Discussion Guide for 1 Thessalonians 5:11-15

In today’s life group discussion, we’re going to discover how we can build one another up and be encouraged by fellow believers in the faith.

Introductory Exercise

For this exercise, you will need a good-sized box of paper clips. Ask every person in your group how long they have been a Christian. They can either date this from a time they had a conversion experience or from a time when they committed to begin taking their faith seriously.

(Note: this is a good opportunity for group leaders to get an idea about where each group member stands in relationship with Jesus, so actually listen to people when they answer this question.)  

Give each person one paper clip for each year that they have been a Christian. After you have passed out paper clips, have the entire group link their paper clips together end to end and see how far the chain stretches when everyone’s paper clips are combined into one.

These are not merely paper clips.
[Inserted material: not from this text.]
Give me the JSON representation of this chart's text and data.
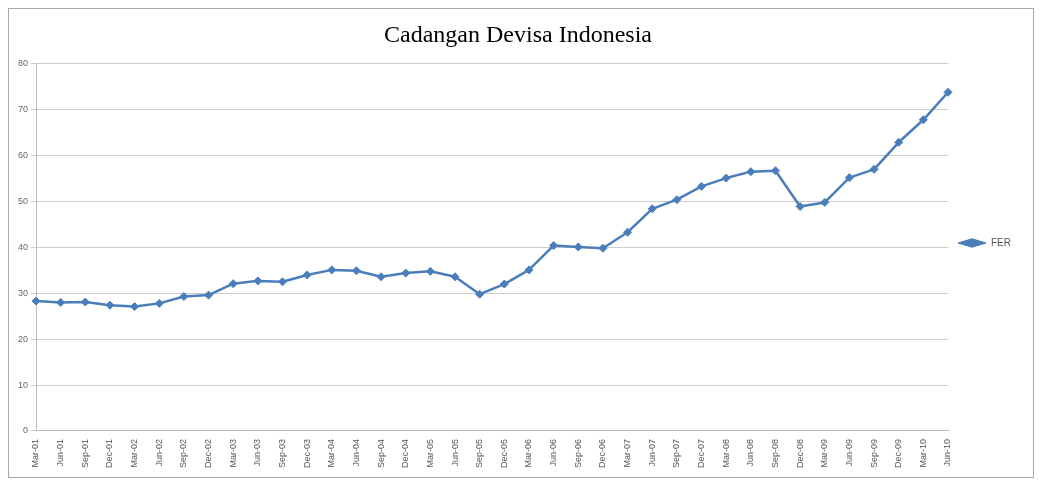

They represent years of experience with Jesus that are possessed by each person in the group. Even if each person does not feel like they have a lot of experience and wisdom to share, they need to realize that collectively we have a lot of riches to share with one another.

Build One Another Up

  • Does knowing that there is a lot of experience of faith in this room give you more confidence in your own walk?
  • Do you think the other people in this room would be willing to share their experience of faith to “build you up?” 

11 Therefore encourage one another and build one another up, just as you are doing. 12 We ask you, brothers, to respect those who labor among you and are over you in the Lord and admonish you, 13 and to esteem them very highly in love because of their work. Be at peace among yourselves. 14 And we urge you, brothers, admonish the idle, encourage the fainthearted, help the weak, be patient with them all. 15 See that no one repays anyone evil for evil, but always seek to do good to one another and to everyone.

1 Thessalonians 5:11-15

Austin acknowledged in his sermon that modern American culture does almost everything possible to push people away from living in real community. Even though we are materially very wealthy, many people would pity us for being SOCIALLY impoverished. This type of poverty sadly can also be found among people who think they are faithful at attending church.

The worst part about people who live socially impoverished lives is that they are also spiritually poor. We know that the Christian life is not a life alone but a life together. In fact, whether we are aware of it or not, our existence is either serving to edify or to tear down our fellow believers.

“We are members of a body, not only when we choose to be, but in our whole existence. Every member serves the whole body, either to its health or to its detriment.”

Dietrich Bonhoeffer in Life Together

When we as Americans seek to live in isolation rather than living as Christians who are accountable to the church, we are depriving both our own souls and each other of the gifts that each one of us are intended to bring to the work of the church.

Discussion Questions

  • What does it mean to build up people? (verse 11)
  • Who has built you up over a period of years?
  • Who are verses 12-13 commanding us to respect? Are pastors the only people who “labor among us, are over us, and admonishing us?”
  • What is the biggest need for the community of faith to “be at peace” today? (verse 13)
  • How can we obey verses 14 and 15 with an attitude of love instead of an attitude of judgment?

Prayer time

One of the greatest ways to “build one another up” is to pray for them. Get into groups of two or three to ask each other how you can build them up through prayer.